The United States plans to donate an additional 500 million COVID-19 vaccines made by Pfizer Inc and BioNTech SE to nations around the world, lifting the total the country is sharing to more than 1 billion doses, according to a source familiar with the plans. President Joe Biden is hosting a virtual summit on COVID-19 on Wednesday. A senior official said the donations were being made “free of charge, with no binding”.”These half a billion vaccines will be made here in the United States by American workers. They will start shipping in January. And that means from January to September next year, we will be sending 800 million vaccines to the world,” the official added.The official further said that the US has so far committed to donate over 600 million COVID-19 vaccine doses to the world.

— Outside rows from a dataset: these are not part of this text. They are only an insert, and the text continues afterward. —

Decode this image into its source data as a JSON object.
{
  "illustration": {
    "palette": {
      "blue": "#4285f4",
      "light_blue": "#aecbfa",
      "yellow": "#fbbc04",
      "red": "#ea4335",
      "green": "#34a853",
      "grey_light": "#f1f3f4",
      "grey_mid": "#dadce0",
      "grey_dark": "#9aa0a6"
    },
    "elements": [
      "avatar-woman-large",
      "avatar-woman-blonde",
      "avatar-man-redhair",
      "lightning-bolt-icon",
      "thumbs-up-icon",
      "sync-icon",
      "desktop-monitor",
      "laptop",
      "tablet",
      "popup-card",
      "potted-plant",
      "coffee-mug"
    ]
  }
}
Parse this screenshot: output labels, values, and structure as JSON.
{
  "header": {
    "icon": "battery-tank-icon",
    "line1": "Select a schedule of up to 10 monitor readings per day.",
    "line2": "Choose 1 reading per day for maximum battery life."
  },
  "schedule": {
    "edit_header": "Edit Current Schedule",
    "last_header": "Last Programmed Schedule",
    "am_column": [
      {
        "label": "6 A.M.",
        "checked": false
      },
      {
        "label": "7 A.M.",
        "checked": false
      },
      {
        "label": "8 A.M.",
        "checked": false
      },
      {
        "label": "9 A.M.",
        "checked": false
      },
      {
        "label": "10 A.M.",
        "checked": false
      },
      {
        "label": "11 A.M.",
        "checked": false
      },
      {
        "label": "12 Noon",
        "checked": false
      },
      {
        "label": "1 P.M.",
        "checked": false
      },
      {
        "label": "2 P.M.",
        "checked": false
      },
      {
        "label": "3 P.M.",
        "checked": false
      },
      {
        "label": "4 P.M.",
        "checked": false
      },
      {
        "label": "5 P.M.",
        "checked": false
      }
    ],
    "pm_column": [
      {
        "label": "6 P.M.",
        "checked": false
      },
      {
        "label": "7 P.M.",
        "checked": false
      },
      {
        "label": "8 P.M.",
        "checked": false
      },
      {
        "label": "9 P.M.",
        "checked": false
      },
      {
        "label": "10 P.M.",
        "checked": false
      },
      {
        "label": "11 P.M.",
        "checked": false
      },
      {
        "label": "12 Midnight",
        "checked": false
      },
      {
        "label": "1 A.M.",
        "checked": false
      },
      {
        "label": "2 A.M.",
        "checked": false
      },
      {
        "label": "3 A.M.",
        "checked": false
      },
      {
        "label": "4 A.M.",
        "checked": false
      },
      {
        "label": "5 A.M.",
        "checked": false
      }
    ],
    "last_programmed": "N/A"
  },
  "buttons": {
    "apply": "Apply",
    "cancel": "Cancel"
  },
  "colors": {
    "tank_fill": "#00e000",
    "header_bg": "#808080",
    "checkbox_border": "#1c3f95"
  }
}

“This includes the 500 million Pfizer doses that the US purchased earlier this summer to donate to 100 countries – the largest ever donation of COVID-19 vaccines by a single country.” An administration official said the dose would bring the total number of shots to 1.1 billion, of which about 160 million have already been shipped and 200 million are expected to go out by the end of the year. The remaining 800 million will be sent by next September.
Biden will relay the news at a virtual summit to be held on the margins of the United Nations General Assembly, where he will challenge world leaders to vaccinate 70 percent of every country by September 2022. The donations are being made “free of charge, no strings attached,” a senior administration official said ahead of the meeting.
“For every one shot we have administered in this country to date, we are now donating three shots to other countries,” she added. The summit, which coincides with meetings of the UN General Assembly this week, will be divided into four sessions, according to administration officials who previewed the program with reporters on Tuesday. Biden will chair the first session on the world’s need to vaccinate, where he will call on global leaders to fully vaccinate 70 percent of the world’s population by next September, the Washington Post previously reported. Apart from this the U.S. and with most adults in Europe now fully vaccinated, millions of people around the world do not have available COVID vaccines, greatly reducing the risk of serious COVID infection, hospitalization and death.